"Yo soy una mujer a la que siempre le gustó menstruar/Los hombres vierten sangre por dolencias sangrientas o puñales clavados/encarnada urgencia a ser estancada/ encerrada/en la mañana oscura de la arteria/En nosotras la sangre aflora como fuente en lo cóncavo del cuerpo/ ojo de agua escarlata/ encharcado satén que se escurre en hebras/ Nuestra sangre se da en mano besada/ se entrega al tiempo como al viento la lluvia/La sangre masculina tiñe las armas y el mar/ empapa la tierra de los campos de guerra/salpica las banderas, mancha la historia/ La nuestra, contenida en blancos paños/ resbala sobre el coxis/ persigna el lecho/ manso sangrar sin grito que anuncia las redes de la hembra/ Yo soy una mujer a la que siempre le gustó menstruar/ Pues hay una sangre que corre hacia la Muerte/ Y la nuestra que se entrega a la Luna”. ("Yo soy una mujer”).
Yo soy una mujer
por Horacio Pettinicchi
lithorachi@gmail.com
Hay autores que escriben para vender –y para eso es necesario buscar lo que le gusta a "todo el mundo”, y hay otros que escriben solamente para escribir, nos decía Marina Colasanti. El primer contacto que tuvimos con ella fue a través de sus cuentos, luego nos impresionó con relatos de princesas, unicornios y castillos con el sabor de viejas historias, y por último nos atrapó con su poesía erótica, permanente intento de decir lo indecible a través de un lenguaje despojado, simple, con ese perfecto ajuste de una palabra con la otra que le sigue.
Marina Colasanti nació en 1937 en Asmara, Etiopía. Al comienzo de la Segunda Guerra Mundial se mudó a Italia, y en 1948 llegó a Brasil. Estudió grabado en metal en la Escuela de Bellas Artes y trabajó en una imprenta como redactora, ilustradora y columnista. Sus primeras obras estuvieron dirigidas al público adulto. "Eu sozinha” fue su primer libro, publicado en 1968. Desde entonces ha escrito más de cuarenta libros en distintos géneros: poesía, cuento, crónica y novela, tanto para el público adulto como para el infantil y juvenil.
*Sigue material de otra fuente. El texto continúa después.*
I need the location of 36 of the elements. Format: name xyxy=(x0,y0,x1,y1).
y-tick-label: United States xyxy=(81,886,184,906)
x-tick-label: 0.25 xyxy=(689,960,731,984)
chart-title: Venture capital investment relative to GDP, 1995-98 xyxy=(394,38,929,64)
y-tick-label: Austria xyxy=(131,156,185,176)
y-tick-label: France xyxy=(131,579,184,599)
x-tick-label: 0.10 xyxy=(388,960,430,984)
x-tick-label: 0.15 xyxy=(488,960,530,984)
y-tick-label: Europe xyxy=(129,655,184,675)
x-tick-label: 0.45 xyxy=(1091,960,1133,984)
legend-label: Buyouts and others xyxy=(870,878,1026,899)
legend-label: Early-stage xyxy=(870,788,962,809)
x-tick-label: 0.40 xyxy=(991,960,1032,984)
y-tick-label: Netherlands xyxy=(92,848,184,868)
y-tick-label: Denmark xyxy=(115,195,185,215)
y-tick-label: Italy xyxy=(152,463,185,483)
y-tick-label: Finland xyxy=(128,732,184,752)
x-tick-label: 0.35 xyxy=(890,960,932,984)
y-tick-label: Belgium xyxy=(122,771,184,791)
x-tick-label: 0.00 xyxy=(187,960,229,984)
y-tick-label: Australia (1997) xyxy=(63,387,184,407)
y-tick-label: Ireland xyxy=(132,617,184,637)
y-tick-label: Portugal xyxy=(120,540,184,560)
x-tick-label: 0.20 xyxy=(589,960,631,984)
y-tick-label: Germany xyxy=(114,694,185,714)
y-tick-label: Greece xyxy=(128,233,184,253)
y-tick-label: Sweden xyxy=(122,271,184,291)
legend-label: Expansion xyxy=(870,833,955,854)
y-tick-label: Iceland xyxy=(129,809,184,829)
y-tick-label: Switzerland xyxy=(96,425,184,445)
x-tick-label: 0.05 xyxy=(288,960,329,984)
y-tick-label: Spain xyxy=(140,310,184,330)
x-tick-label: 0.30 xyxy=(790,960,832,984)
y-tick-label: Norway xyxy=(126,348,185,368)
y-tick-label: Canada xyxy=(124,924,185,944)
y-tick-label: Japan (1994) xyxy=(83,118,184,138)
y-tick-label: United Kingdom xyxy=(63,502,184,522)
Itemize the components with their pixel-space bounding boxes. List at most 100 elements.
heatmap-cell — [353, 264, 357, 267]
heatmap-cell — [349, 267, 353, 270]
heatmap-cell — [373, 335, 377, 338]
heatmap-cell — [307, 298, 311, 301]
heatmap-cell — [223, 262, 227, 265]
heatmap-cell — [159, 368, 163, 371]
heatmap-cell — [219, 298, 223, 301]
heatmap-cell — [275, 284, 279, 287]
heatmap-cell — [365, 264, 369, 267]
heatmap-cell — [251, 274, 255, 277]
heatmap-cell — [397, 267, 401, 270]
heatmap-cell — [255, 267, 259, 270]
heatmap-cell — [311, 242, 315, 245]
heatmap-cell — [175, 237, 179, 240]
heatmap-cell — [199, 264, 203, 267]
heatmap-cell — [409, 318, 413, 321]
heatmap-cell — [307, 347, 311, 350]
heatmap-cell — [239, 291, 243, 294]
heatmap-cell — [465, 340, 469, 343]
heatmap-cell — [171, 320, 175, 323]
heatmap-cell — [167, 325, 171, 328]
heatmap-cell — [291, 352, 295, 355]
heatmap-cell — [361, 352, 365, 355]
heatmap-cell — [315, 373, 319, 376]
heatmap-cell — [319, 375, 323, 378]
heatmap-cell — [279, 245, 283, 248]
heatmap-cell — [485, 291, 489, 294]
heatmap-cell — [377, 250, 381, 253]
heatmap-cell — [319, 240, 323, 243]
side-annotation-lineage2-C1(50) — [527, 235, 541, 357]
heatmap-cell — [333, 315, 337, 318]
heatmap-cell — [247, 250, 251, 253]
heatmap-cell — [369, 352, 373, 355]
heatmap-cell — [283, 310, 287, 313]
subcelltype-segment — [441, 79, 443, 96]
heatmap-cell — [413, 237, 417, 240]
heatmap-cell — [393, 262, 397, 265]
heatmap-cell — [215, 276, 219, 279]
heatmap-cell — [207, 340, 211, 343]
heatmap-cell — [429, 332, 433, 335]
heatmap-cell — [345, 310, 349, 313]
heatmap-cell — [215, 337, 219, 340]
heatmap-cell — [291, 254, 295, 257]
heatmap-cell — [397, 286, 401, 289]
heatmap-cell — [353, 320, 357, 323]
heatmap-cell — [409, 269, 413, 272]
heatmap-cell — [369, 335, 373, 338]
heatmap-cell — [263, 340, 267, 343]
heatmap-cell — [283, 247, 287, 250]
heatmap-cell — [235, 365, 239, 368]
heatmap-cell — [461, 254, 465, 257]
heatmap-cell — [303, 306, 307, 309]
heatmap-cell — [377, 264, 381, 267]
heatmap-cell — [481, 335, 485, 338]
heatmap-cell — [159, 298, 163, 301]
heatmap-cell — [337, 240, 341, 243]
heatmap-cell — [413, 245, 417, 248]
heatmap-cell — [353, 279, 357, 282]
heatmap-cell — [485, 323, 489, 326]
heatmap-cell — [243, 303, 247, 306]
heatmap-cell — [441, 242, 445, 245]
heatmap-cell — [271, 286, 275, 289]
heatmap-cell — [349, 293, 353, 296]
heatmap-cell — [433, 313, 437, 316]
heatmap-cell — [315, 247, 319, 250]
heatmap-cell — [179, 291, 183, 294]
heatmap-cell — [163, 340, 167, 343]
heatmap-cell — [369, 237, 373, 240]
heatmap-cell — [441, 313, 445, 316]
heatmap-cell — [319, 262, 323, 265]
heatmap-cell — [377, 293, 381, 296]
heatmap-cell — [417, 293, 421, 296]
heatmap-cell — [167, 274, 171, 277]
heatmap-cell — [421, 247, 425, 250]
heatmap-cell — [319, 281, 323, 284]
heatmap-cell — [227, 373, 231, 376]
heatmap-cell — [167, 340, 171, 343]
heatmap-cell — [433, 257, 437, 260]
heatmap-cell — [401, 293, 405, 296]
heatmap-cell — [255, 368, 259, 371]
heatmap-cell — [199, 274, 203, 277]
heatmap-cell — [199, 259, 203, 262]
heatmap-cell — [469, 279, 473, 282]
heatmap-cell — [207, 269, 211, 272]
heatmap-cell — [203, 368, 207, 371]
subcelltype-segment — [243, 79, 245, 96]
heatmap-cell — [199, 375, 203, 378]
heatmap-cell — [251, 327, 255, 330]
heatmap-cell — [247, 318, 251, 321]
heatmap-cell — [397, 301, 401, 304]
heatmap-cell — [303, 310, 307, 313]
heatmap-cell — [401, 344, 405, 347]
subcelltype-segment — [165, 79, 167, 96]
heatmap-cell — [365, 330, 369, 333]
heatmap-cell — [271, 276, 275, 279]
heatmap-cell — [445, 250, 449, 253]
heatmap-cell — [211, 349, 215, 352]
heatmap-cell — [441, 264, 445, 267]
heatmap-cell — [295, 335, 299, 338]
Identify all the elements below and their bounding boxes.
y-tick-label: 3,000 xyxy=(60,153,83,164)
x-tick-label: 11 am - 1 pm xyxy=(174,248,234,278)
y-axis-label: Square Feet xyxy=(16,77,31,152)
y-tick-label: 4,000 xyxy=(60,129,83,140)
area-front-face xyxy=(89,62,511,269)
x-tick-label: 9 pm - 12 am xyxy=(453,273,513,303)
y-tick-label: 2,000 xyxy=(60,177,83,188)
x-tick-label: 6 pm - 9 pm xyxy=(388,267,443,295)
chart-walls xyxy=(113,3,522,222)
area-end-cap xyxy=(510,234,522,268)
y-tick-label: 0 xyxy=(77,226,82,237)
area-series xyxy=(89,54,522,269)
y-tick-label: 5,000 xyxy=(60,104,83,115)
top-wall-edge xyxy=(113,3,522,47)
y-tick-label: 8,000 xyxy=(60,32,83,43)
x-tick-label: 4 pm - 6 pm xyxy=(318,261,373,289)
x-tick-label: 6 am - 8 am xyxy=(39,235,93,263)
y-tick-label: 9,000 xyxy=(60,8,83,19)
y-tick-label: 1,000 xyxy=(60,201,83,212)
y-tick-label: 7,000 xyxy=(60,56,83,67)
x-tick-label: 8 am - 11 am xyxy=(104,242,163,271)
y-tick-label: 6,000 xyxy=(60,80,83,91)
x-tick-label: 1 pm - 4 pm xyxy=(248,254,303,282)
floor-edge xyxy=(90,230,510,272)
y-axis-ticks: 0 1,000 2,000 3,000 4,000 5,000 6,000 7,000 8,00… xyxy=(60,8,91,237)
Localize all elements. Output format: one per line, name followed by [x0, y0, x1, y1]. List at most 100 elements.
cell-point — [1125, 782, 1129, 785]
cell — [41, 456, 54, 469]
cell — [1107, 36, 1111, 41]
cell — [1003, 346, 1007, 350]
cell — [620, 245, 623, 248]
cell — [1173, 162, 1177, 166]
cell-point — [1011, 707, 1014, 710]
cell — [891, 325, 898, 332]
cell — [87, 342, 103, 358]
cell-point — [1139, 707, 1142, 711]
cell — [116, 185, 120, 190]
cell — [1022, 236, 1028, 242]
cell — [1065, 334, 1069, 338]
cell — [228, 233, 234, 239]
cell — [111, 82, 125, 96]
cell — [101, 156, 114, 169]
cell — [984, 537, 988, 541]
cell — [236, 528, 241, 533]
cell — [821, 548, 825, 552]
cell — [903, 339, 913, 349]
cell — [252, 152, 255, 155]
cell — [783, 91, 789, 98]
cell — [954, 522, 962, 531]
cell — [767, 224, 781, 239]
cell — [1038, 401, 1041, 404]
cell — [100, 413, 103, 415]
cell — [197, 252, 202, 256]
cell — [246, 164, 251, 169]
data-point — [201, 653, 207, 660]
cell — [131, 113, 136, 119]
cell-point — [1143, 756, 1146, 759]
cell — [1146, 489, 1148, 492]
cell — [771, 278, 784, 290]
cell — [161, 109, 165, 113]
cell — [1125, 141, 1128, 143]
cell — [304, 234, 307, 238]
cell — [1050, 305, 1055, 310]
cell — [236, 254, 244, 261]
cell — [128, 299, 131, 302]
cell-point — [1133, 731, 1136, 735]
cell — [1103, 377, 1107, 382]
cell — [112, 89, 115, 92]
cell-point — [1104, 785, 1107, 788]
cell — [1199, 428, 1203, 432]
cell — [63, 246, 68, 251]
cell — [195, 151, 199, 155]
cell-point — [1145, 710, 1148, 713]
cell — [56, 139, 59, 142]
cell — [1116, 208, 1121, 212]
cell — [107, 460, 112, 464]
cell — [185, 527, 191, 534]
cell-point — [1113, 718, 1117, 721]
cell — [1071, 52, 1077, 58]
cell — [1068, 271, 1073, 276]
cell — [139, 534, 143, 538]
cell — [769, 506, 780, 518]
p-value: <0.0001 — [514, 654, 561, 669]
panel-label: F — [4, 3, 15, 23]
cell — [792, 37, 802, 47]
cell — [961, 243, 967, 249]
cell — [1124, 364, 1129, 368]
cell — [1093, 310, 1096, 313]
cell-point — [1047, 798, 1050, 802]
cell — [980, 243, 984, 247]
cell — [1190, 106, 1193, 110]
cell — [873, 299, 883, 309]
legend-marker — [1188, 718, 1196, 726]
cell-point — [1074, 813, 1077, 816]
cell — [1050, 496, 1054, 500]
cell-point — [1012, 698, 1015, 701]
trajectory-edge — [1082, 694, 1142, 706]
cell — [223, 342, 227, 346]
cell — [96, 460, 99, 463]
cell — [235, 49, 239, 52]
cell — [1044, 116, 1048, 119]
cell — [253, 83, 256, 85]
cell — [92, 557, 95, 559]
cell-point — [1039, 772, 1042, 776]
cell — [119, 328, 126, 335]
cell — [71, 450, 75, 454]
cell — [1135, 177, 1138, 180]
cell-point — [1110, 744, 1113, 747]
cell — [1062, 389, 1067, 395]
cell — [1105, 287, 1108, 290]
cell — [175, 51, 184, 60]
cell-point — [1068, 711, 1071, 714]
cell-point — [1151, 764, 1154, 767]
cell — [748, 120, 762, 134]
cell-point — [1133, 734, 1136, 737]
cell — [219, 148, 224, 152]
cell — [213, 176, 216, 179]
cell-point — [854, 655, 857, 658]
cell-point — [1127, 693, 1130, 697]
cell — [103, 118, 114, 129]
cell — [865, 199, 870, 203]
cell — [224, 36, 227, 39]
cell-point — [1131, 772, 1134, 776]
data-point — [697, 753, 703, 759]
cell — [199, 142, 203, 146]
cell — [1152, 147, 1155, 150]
"Viernes por la noche/ los hombres acarician el clítoris de las esposas con dedos mojados de saliva/El mismo gesto con que todos los días cuentan dinero, papeles documentos/y hojean en revistas la vida de sus ídolos/Viernes por la noche los hombres penetran a sus esposas con tedio y pene/El mismo tedio con que todos los días enfilan su auto en el garaje/el dedo en la nariz/y meten la mano en el bolsillo para rascarse los huevos/Viernes por la noche los hombres roncan boca abajo mientras las mujeres
en lo oscuro encaran su destino/ y sueñan con el príncipe encantado”. ("Viernes por la noche”).